Mechanism of protection of moderately diet restricted rats against doxorubicin-induced acute cardiotoxicity

Abstract

Clinical use of doxorubicin (Adriamycin®), an antitumor agent, is limited by its oxyradical-mediated cardiotoxicity. We tested the hypothesis that moderate diet restriction protects against doxorubicin-induced cardiotoxicity by decreasing oxidative stress and inducing cardioprotective mechanisms. Male Sprague–Dawley rats (250–275 g) were maintained on diet restriction [35% less food than ad libitum]. Cardiotoxicity was estimated by measuring biomarkers of cardiotoxicity, cardiac function, lipid peroxidation, and histopathology. A LD 100 dose of doxorubicin (12 mg/kg, ip) administered on day 43 led to 100% mortality in ad libitum rats between 7 and 13 days due to higher cardiotoxicity and cardiac dysfunction, whereas all the diet restricted rats exhibited normal cardiac function and survived. Toxicokinetic analysis revealed equal accumulation of doxorubicin and doxorubicinol (toxic metabolite) in the ad libitum and diet restricted hearts. Mechanistic studies revealed that diet restricted rats were protected due to (1) lower oxyradical stress from increased cardiac antioxidants leading to downregulation of uncoupling proteins 2 and 3, (2) induction of cardiac peroxisome proliferators activated receptor-α and plasma adiponectin increased cardiac fatty acid oxidation (666.9 ±14.0 nmol/min/g heart in ad libitum versus 1035.6 ± 32.3 nmol/min/g heart in diet restriction) and mitochondrial AMPα2 protein kinase.
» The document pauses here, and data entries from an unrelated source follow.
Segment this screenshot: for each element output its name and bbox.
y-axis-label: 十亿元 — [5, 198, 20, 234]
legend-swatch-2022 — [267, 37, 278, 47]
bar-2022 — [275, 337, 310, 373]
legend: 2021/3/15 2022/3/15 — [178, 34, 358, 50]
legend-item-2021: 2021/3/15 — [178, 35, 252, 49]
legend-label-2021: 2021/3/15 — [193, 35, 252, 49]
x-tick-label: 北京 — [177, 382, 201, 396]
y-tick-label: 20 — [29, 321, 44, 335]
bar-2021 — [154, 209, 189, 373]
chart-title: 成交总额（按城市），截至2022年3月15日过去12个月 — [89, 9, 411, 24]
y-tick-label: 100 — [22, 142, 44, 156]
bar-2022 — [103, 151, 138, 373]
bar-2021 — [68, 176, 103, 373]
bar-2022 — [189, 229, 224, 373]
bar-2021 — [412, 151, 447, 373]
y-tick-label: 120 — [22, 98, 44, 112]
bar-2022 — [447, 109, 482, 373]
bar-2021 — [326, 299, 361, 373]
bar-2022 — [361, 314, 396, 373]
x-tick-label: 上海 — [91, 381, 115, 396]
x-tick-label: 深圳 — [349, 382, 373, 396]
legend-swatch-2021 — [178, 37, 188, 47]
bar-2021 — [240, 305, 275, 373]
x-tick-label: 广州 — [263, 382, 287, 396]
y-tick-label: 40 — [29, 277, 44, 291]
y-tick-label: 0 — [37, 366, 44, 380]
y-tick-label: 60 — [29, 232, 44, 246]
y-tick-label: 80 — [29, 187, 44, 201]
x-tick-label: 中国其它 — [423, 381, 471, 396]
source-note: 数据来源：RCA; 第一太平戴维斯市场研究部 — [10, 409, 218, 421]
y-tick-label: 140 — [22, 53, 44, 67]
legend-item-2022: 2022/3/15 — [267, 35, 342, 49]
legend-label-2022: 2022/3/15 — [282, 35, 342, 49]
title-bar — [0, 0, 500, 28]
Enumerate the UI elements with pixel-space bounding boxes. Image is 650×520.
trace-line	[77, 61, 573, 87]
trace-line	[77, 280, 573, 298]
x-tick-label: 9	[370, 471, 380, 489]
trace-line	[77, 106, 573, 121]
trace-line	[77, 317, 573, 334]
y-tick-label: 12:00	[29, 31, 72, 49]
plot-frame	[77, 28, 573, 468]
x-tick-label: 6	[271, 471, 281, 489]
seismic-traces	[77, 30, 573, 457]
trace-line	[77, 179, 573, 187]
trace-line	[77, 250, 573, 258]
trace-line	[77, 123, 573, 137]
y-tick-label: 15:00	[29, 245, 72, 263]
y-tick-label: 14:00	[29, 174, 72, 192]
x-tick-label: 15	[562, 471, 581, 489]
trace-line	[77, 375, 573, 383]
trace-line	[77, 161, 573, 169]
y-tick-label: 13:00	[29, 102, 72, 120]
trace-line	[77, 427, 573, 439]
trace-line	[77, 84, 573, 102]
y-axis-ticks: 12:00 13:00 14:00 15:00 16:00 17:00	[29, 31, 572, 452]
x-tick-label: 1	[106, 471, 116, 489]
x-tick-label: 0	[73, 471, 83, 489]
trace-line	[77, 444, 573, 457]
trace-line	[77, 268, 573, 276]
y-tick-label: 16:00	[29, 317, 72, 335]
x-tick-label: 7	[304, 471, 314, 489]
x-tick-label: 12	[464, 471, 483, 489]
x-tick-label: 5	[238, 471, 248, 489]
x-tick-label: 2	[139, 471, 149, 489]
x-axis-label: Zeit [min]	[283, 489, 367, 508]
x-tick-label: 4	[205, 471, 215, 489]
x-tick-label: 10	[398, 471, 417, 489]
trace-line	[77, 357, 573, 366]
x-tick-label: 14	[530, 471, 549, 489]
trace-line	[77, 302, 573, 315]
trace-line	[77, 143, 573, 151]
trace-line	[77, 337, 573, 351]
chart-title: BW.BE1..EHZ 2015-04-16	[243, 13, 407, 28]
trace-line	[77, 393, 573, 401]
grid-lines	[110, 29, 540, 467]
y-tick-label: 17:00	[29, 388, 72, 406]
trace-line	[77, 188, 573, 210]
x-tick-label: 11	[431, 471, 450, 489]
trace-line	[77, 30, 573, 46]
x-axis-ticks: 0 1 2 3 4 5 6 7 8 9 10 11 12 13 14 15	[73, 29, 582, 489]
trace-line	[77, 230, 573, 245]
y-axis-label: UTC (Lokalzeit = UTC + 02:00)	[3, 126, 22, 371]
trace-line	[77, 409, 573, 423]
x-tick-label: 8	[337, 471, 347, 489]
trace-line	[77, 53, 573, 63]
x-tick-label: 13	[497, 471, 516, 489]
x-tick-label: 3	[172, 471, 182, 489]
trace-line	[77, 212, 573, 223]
The changes led to 51% higher cardiac ATP levels (17.7 ± 2.1 μmol/g heart in ad libitum versus 26.7 ± 1.9 μmol/g heart in diet restriction), higher ATP/ADP ratio, and (3) increased cardiac erythropoietin and decreased suppressor of cytokine signaling 3, which upregulates cardioprotective JAK/STAT3 pathway. These findings collectively show that moderate diet restriction renders resiliency against doxorubicin cardiotoxicity by lowering oxidative stress, enhancing ATP synthesis, and inducing the JAK/STAT3 pathway.